The bigger nations will, in all likelihood, still win the trophy. That has not changed. The Brazils and Frances and Englands of the world carry the weight of infrastructure, academies, resources and expectation. But the World Cup has never truly been made only for the winners. It is made for the moments — the upsets, the anthems, the fans in replica shirts who have waited their whole lives for this — and Cape Verde delivered exactly that kind of moment. Their knockout qualification is not a footnote. It is a headline.
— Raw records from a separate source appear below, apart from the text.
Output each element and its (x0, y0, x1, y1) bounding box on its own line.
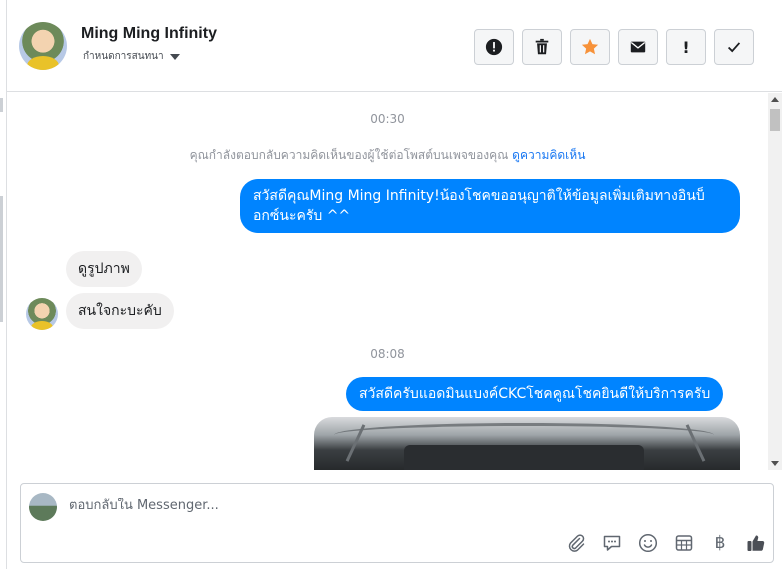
conversation-header: Ming Ming Infinity กำหนดการสนทนา ! (7, 0, 782, 92)
alert-circle-icon (485, 38, 503, 56)
message-thread[interactable]: 00:30 คุณกำลังตอบกลับความคิดเห็นของผู้ใช… (7, 93, 782, 470)
star-button[interactable] (570, 29, 610, 65)
incoming-message[interactable]: สนใจกะบะคับ (66, 293, 174, 329)
conversation-label-dropdown[interactable]: กำหนดการสนทนา (83, 49, 180, 64)
trash-icon (535, 38, 549, 55)
delete-button[interactable] (522, 29, 562, 65)
star-icon (581, 38, 599, 55)
follow-up-button[interactable]: ! (666, 29, 706, 65)
create-order-button[interactable] (673, 532, 695, 554)
mark-unread-button[interactable] (618, 29, 658, 65)
emoji-icon (638, 533, 658, 553)
scrollbar-thumb[interactable] (770, 109, 780, 131)
page-avatar (29, 493, 57, 521)
table-icon (675, 535, 693, 551)
messenger-reply-panel: Ming Ming Infinity กำหนดการสนทนา ! 00:30… (0, 0, 782, 569)
incoming-message[interactable]: ดูรูปภาพ (66, 251, 142, 287)
mail-icon (630, 41, 646, 53)
attach-file-button[interactable] (565, 532, 587, 554)
scroll-up-arrow-icon[interactable] (771, 97, 779, 102)
emoji-button[interactable] (637, 532, 659, 554)
exclamation-icon: ! (682, 37, 690, 57)
paperclip-icon (568, 534, 585, 552)
outgoing-message[interactable]: สวัสดีครับแอดมินแบงค์CKCโชคคูณโชคยินดีให… (346, 377, 724, 411)
avatar[interactable] (19, 22, 67, 70)
chat-bubble-icon (603, 535, 621, 551)
saved-replies-button[interactable] (601, 532, 623, 554)
conversation-toolbar: ! (474, 29, 754, 65)
caret-down-icon (169, 53, 180, 60)
scroll-down-arrow-icon[interactable] (771, 461, 779, 466)
mark-done-button[interactable] (714, 29, 754, 65)
composer-tools: ฿ (565, 532, 767, 554)
thread-scrollbar[interactable] (768, 93, 782, 470)
timestamp: 08:08 (370, 347, 405, 361)
baht-icon: ฿ (714, 533, 726, 553)
notice-text: คุณกำลังตอบกลับความคิดเห็นของผู้ใช้ต่อโพ… (189, 148, 513, 162)
view-comment-link[interactable]: ดูความคิดเห็น (512, 148, 585, 162)
reply-input[interactable] (69, 498, 669, 513)
conversation-label-text: กำหนดการสนทนา (83, 51, 164, 62)
timestamp: 00:30 (370, 112, 405, 126)
mark-spam-button[interactable] (474, 29, 514, 65)
check-icon (727, 42, 741, 53)
thumbs-up-icon (747, 535, 765, 551)
reply-composer: ฿ (20, 483, 774, 563)
sender-avatar (26, 298, 58, 330)
conversation-frame: Ming Ming Infinity กำหนดการสนทนา ! 00:30… (6, 0, 782, 569)
reply-context-notice: คุณกำลังตอบกลับความคิดเห็นของผู้ใช้ต่อโพ… (7, 146, 768, 165)
contact-name[interactable]: Ming Ming Infinity (81, 25, 217, 43)
outgoing-photo-attachment[interactable] (314, 417, 740, 470)
request-payment-button[interactable]: ฿ (709, 532, 731, 554)
send-like-button[interactable] (745, 532, 767, 554)
outgoing-message[interactable]: สวัสดีคุณMing Ming Infinity!น้องโชคขออนุ… (240, 179, 740, 233)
What makes this culturally significant beyond the football is what it signals for the future. Nations across Africa, Asia and the Caribbean are watching and recalculating. If Cape Verde can make it to the knockout stage on the grandest stage in sport, the conversation about which countries deserve a seat at the table has permanently shifted. The expanded format, for all its critics, has given smaller footballing nations something that money cannot manufacture: genuine belief.

For fans in Pakistan, India, Sri Lanka and Bangladesh — countries still dreaming of a first World Cup qualification — Cape Verde’s story lands differently. It is not just inspiring in the abstract. It is a live demonstration that the gap between dreaming and doing is, with the right preparation and the right moment, smaller than it has ever been. The 48-team World Cup did not hand Cape Verde anything. It simply gave them the door. They walked through it themselves.

So here is the question worth sitting with as the knockout rounds begin: if Cape Verde can make the last 16 of a World Cup, which nation — currently considered too small, too underfunded or too overlooked — do you think will be the next to genuinely shock the world?